7 thoughts on “Free Will vs. Determinism

  1. Well, now I have to sell some paintings, so I can visit New York again. This is my fav topic and to discuss it philosophically (is that a word) with someone who too have these thoughts would be awsome. Guess that could be a looooong dinner at that place we visited some years ago.

  2. I am not surprised you responded to this. At least a few readers may have thought about it. I know my father and his male friends talked philosophy when I was a kid.

    I remember the pita lunch very well. You said you could do a better job cooking whatever we were having.

    I asked you, if you believed in God. You said that was something you didn’t want to talk about.

    That’s the Albert Camus in me. I’m very interested in the meaning of our existence. Nobody talks much on Facebook about that subject, unless it’s to quote platitudes.

  3. Free will = optimism
    Ultimately not much point cultivating it but it gives you something to think about while you wait for the inevitable.

  4. Like most philosophical questions, the question may be meaningless, in the sense that meaning is equated with truth, which is not to say the question is unanswerable, for it may one day be answerable depending on future discoveries about essentials like time, space, energy and matter.

    Why, for example, might one prefer pizza over frog’s legs or vice-versa? Is one’s choice determined from the moment of the big bang, if there actually was such a moment, for a moment presupposes a smooth progression of time and the big bang may actually have been the beginning of time and space itself?
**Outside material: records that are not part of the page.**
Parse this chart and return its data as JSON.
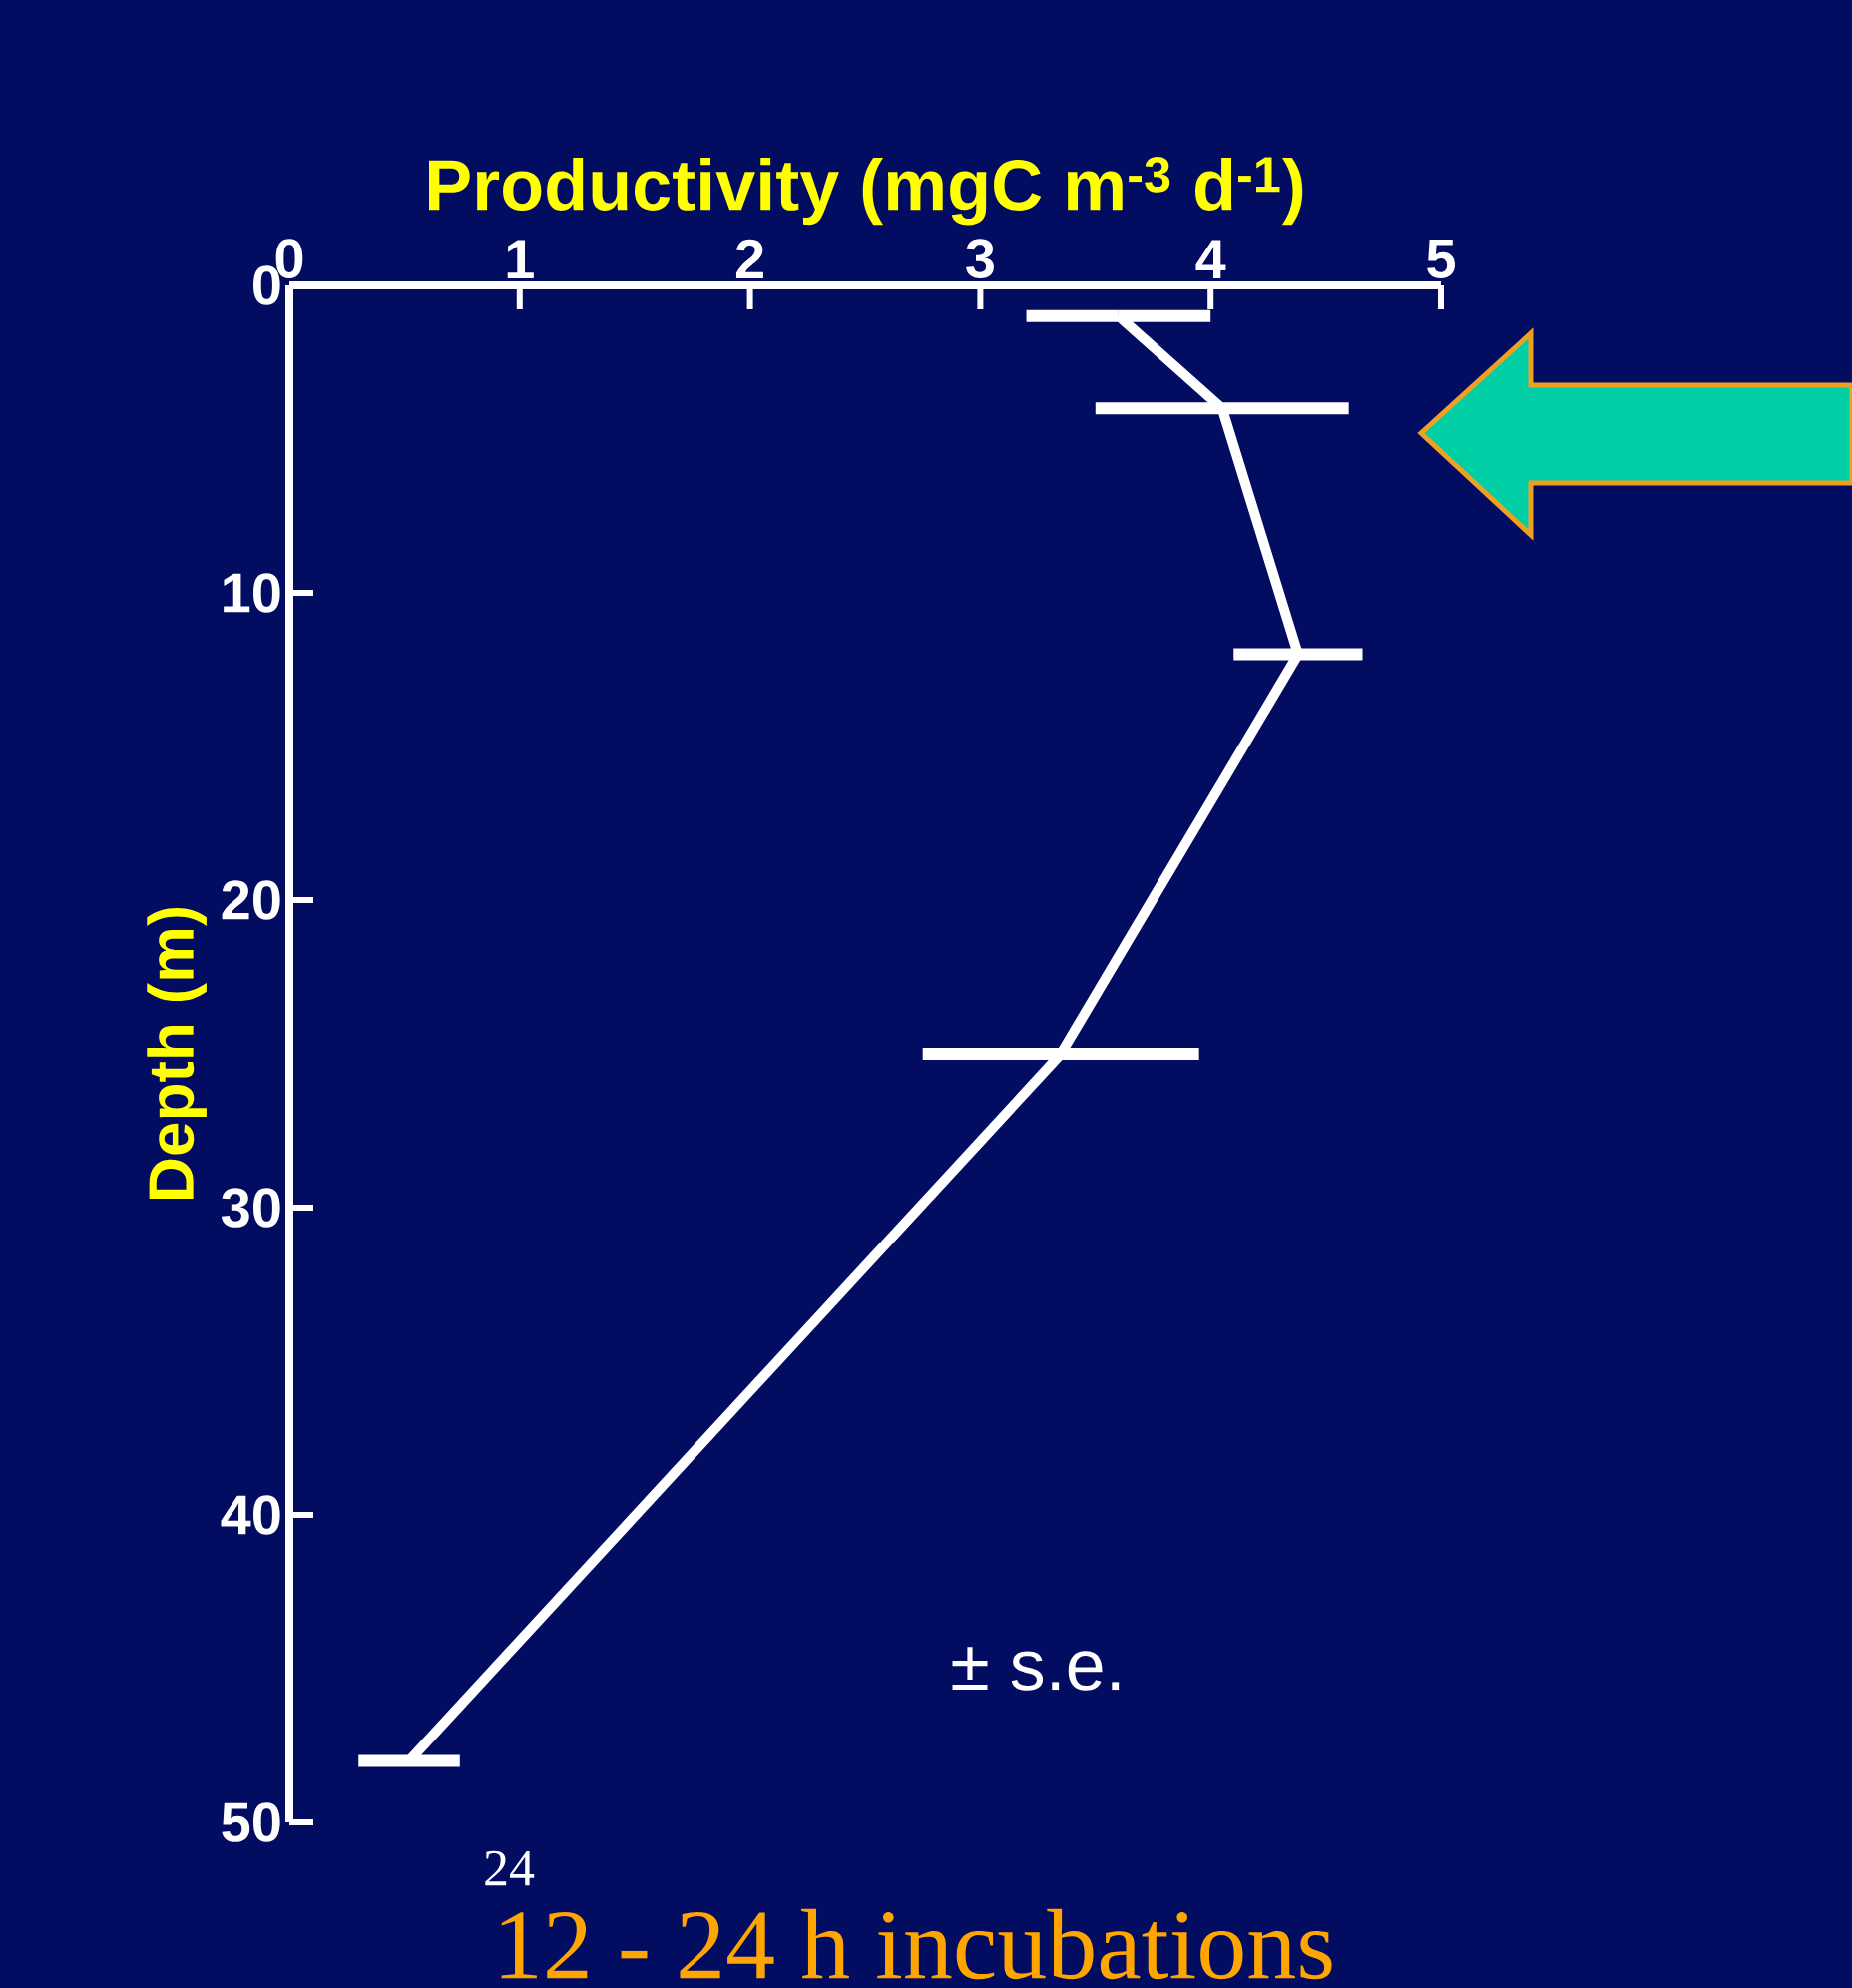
{
  "chart_data": {
    "type": "line",
    "xlabel": "Productivity (mgC m$^{-3}$ d$^{-1}$)",
    "ylabel": "Depth (m)",
    "x": [
      3.6,
      4.05,
      4.38,
      3.35,
      0.52
    ],
    "series": [
      {
        "color": "#ffffff",
        "values": [
          1,
          4,
          12,
          25,
          48
        ],
        "xerrors": [
          0.4,
          0.55,
          0.28,
          0.6,
          0.22
        ]
      }
    ],
    "xlim": [
      0,
      5
    ],
    "xticks": [
      0,
      1,
      2,
      3,
      4,
      5
    ],
    "ylim": [
      50,
      0
    ],
    "yticks": [
      0,
      10,
      20,
      30,
      40,
      50
    ],
    "marker": "none",
    "line_style": "solid",
    "annotations": [
      "± s.e.",
      "12 - 24 h incubations",
      "24"
    ]
  }
}
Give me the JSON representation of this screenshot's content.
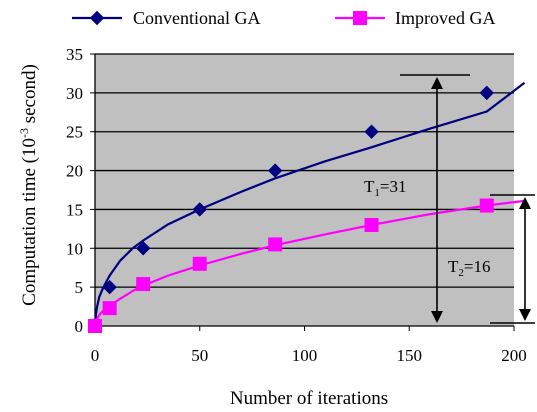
{
  "chart_data": {
    "type": "line",
    "xlabel": "Number of iterations",
    "ylabel": "Computation time",
    "ylabel_unit_base": "10",
    "ylabel_unit_exp": "-3",
    "ylabel_unit_word": "second",
    "xlim": [
      0,
      200
    ],
    "ylim": [
      0,
      35
    ],
    "x_ticks": [
      "0",
      "50",
      "100",
      "150",
      "200"
    ],
    "y_ticks": [
      "0",
      "5",
      "10",
      "15",
      "20",
      "25",
      "30",
      "35"
    ],
    "grid": "horizontal",
    "plot_background": "#c0c0c0",
    "legend_position": "top",
    "series": [
      {
        "name": "Conventional GA",
        "color": "#000080",
        "marker": "diamond",
        "x": [
          0,
          7,
          23,
          50,
          86,
          132,
          187
        ],
        "y": [
          0,
          5,
          10,
          15,
          20,
          25,
          30
        ]
      },
      {
        "name": "Improved GA",
        "color": "#ff00ff",
        "marker": "square",
        "x": [
          0,
          7,
          23,
          50,
          86,
          132,
          187
        ],
        "y": [
          0,
          2.3,
          5.4,
          8,
          10.5,
          13,
          15.5
        ]
      }
    ],
    "trendlines": [
      {
        "series": 0,
        "x": [
          0.5,
          1,
          2,
          4,
          7,
          12,
          18,
          23,
          35,
          50,
          70,
          86,
          110,
          132,
          160,
          187,
          205
        ],
        "y": [
          1.6,
          2.5,
          3.7,
          5.0,
          6.5,
          8.4,
          10.0,
          11.0,
          13.1,
          15.0,
          17.3,
          19.0,
          21.2,
          23.0,
          25.4,
          27.6,
          31.3
        ]
      },
      {
        "series": 1,
        "x": [
          0.5,
          1,
          2,
          4,
          7,
          12,
          18,
          23,
          35,
          50,
          70,
          86,
          110,
          132,
          160,
          187,
          205
        ],
        "y": [
          0.6,
          0.9,
          1.4,
          2.0,
          2.6,
          3.5,
          4.5,
          5.2,
          6.5,
          7.8,
          9.3,
          10.4,
          11.8,
          13.0,
          14.4,
          15.5,
          16.1
        ]
      }
    ],
    "annotations": [
      {
        "label_main": "T",
        "label_sub": "1",
        "label_rest": "=31",
        "from": 0,
        "to": 31
      },
      {
        "label_main": "T",
        "label_sub": "2",
        "label_rest": "=16",
        "from": 0,
        "to": 16
      }
    ]
  }
}
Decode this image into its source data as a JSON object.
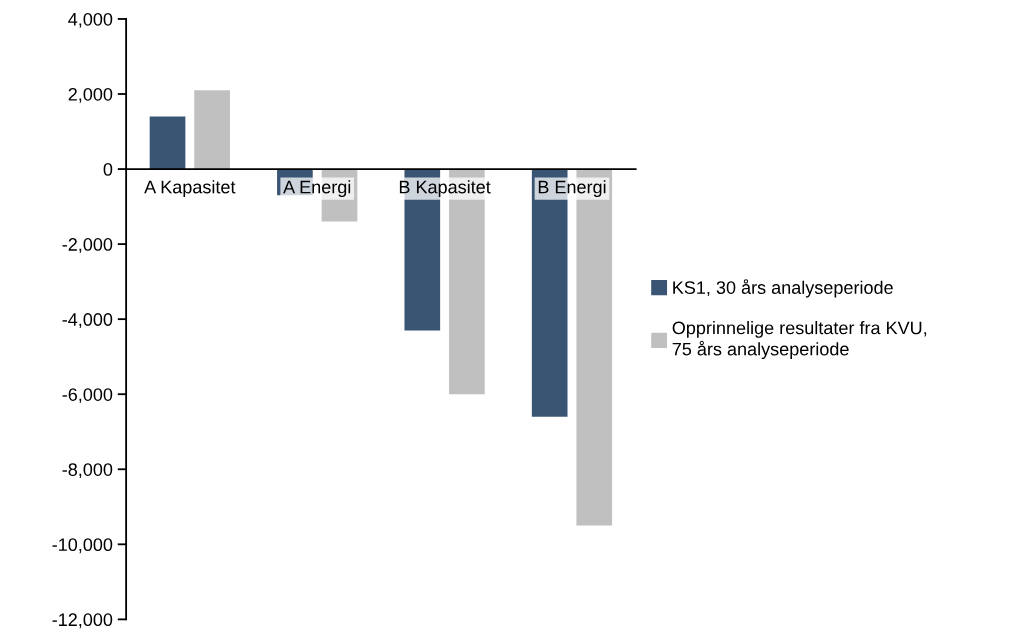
{
  "chart_data": {
    "type": "bar",
    "categories": [
      "A Kapasitet",
      "A Energi",
      "B Kapasitet",
      "B Energi"
    ],
    "series": [
      {
        "name": "KS1, 30 års analyseperiode",
        "color": "#3a5573",
        "values": [
          1400,
          -700,
          -4300,
          -6600
        ]
      },
      {
        "name": "Opprinnelige resultater fra KVU,\n75 års analyseperiode",
        "color": "#c0c0c0",
        "values": [
          2100,
          -1400,
          -6000,
          -9500
        ]
      }
    ],
    "ylim": [
      -12000,
      4000
    ],
    "yticks": [
      {
        "value": -12000,
        "label": "-12,000"
      },
      {
        "value": -10000,
        "label": "-10,000"
      },
      {
        "value": -8000,
        "label": "-8,000"
      },
      {
        "value": -6000,
        "label": "-6,000"
      },
      {
        "value": -4000,
        "label": "-4,000"
      },
      {
        "value": -2000,
        "label": "-2,000"
      },
      0,
      {
        "value": 2000,
        "label": "2,000"
      },
      {
        "value": 4000,
        "label": "4,000"
      }
    ],
    "grid": false,
    "legend": "right"
  }
}
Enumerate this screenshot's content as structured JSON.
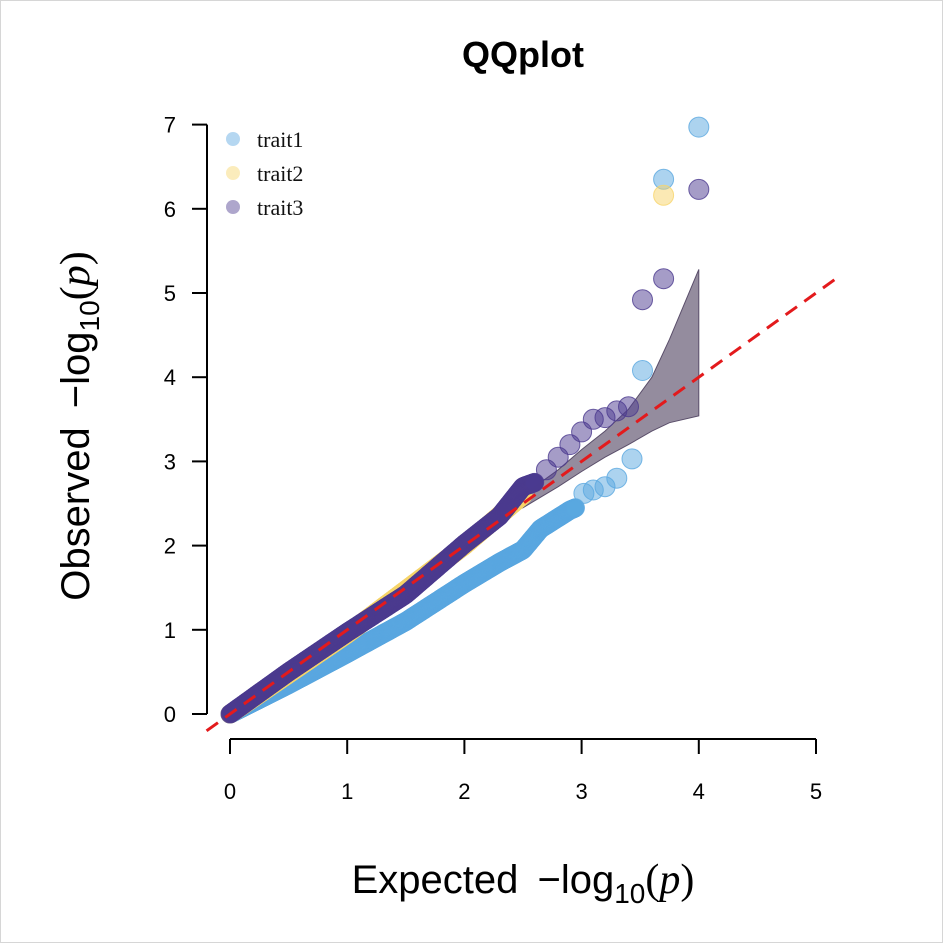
{
  "chart_data": {
    "type": "scatter",
    "title": "QQplot",
    "xlabel": {
      "prefix": "Expected ",
      "minus": "−",
      "log": "log",
      "sub": "10",
      "p": "p"
    },
    "ylabel": {
      "prefix": "Observed ",
      "minus": "−",
      "log": "log",
      "sub": "10",
      "p": "p"
    },
    "xlim": [
      0,
      5
    ],
    "ylim": [
      0,
      7
    ],
    "xticks": [
      0,
      1,
      2,
      3,
      4,
      5
    ],
    "yticks": [
      0,
      1,
      2,
      3,
      4,
      5,
      6,
      7
    ],
    "grid": false,
    "legend_position": "top-left",
    "reference_line": {
      "slope": 1,
      "intercept": 0,
      "color": "#e31a1c",
      "style": "dashed"
    },
    "confidence_band": {
      "color": "#5a4e6a",
      "upper": [
        [
          2.5,
          2.6
        ],
        [
          2.8,
          2.9
        ],
        [
          3.0,
          3.14
        ],
        [
          3.2,
          3.36
        ],
        [
          3.4,
          3.62
        ],
        [
          3.6,
          4.0
        ],
        [
          3.75,
          4.45
        ],
        [
          4.0,
          5.28
        ]
      ],
      "lower": [
        [
          2.5,
          2.45
        ],
        [
          2.8,
          2.7
        ],
        [
          3.0,
          2.88
        ],
        [
          3.2,
          3.05
        ],
        [
          3.4,
          3.2
        ],
        [
          3.6,
          3.36
        ],
        [
          3.75,
          3.46
        ],
        [
          4.0,
          3.54
        ]
      ]
    },
    "series": [
      {
        "name": "trait1",
        "color": "#5aa7e0",
        "trend": [
          [
            0,
            0
          ],
          [
            0.5,
            0.35
          ],
          [
            1.0,
            0.72
          ],
          [
            1.5,
            1.1
          ],
          [
            2.0,
            1.55
          ],
          [
            2.3,
            1.8
          ],
          [
            2.5,
            1.95
          ],
          [
            2.65,
            2.2
          ],
          [
            2.9,
            2.42
          ],
          [
            2.95,
            2.45
          ]
        ],
        "tail": [
          [
            3.02,
            2.62
          ],
          [
            3.1,
            2.66
          ],
          [
            3.2,
            2.7
          ],
          [
            3.3,
            2.8
          ],
          [
            3.43,
            3.03
          ],
          [
            3.52,
            4.08
          ],
          [
            3.7,
            6.35
          ],
          [
            4.0,
            6.97
          ]
        ]
      },
      {
        "name": "trait2",
        "color": "#f7d46a",
        "trend": [
          [
            0,
            0
          ],
          [
            1.0,
            0.95
          ],
          [
            2.0,
            2.0
          ],
          [
            2.5,
            2.6
          ]
        ],
        "tail": [
          [
            3.7,
            6.16
          ]
        ]
      },
      {
        "name": "trait3",
        "color": "#4b3a8f",
        "trend": [
          [
            0,
            0
          ],
          [
            0.5,
            0.5
          ],
          [
            1.0,
            0.97
          ],
          [
            1.5,
            1.42
          ],
          [
            2.0,
            2.02
          ],
          [
            2.3,
            2.35
          ],
          [
            2.5,
            2.7
          ],
          [
            2.6,
            2.75
          ]
        ],
        "tail": [
          [
            2.7,
            2.9
          ],
          [
            2.8,
            3.05
          ],
          [
            2.9,
            3.2
          ],
          [
            3.0,
            3.35
          ],
          [
            3.1,
            3.5
          ],
          [
            3.2,
            3.52
          ],
          [
            3.3,
            3.6
          ],
          [
            3.4,
            3.65
          ],
          [
            3.52,
            4.92
          ],
          [
            3.7,
            5.17
          ],
          [
            4.0,
            6.23
          ]
        ]
      }
    ]
  }
}
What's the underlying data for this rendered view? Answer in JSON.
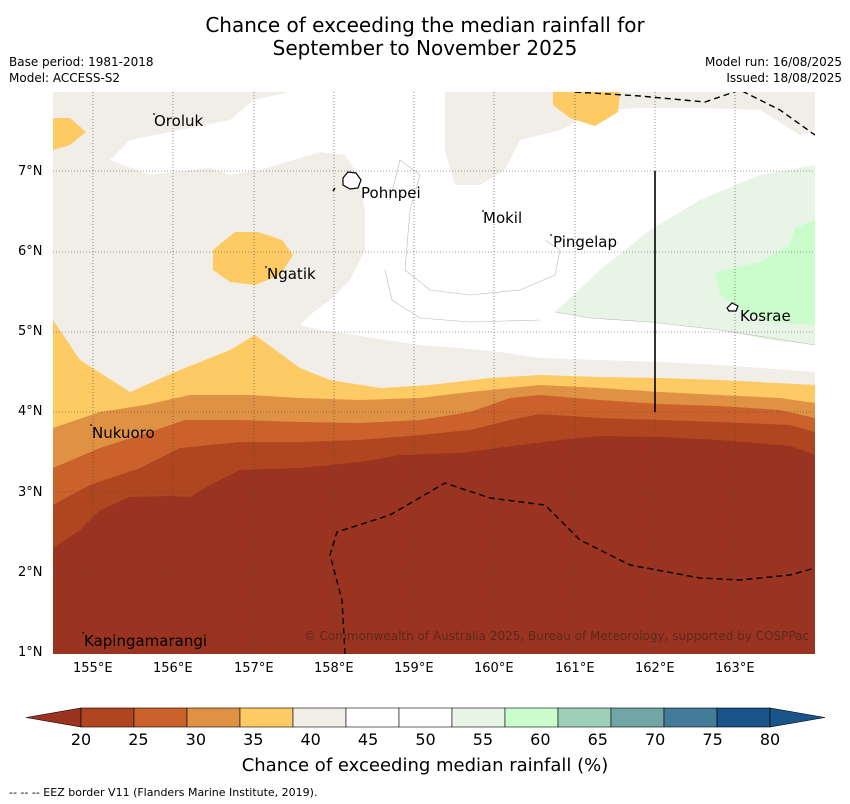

    Before I actually decide to type these words, I make “decisions”, perhaps throwing out one idea in favor of another, but in a very important sense each decision has already been made for me by processes beyond my control in regions of my brain that I, the so-called decision maker, are not privy to.

    We cannot really talk to our brains because they do all the talking, like relatives you prefer not to visit. Sometimes we get a glimpse as to how our thoughts arise, how associations are formed, but the brain, like the universe, is simply too complex and perhaps too unpredictable to understand, even if we discover the basic laws someday.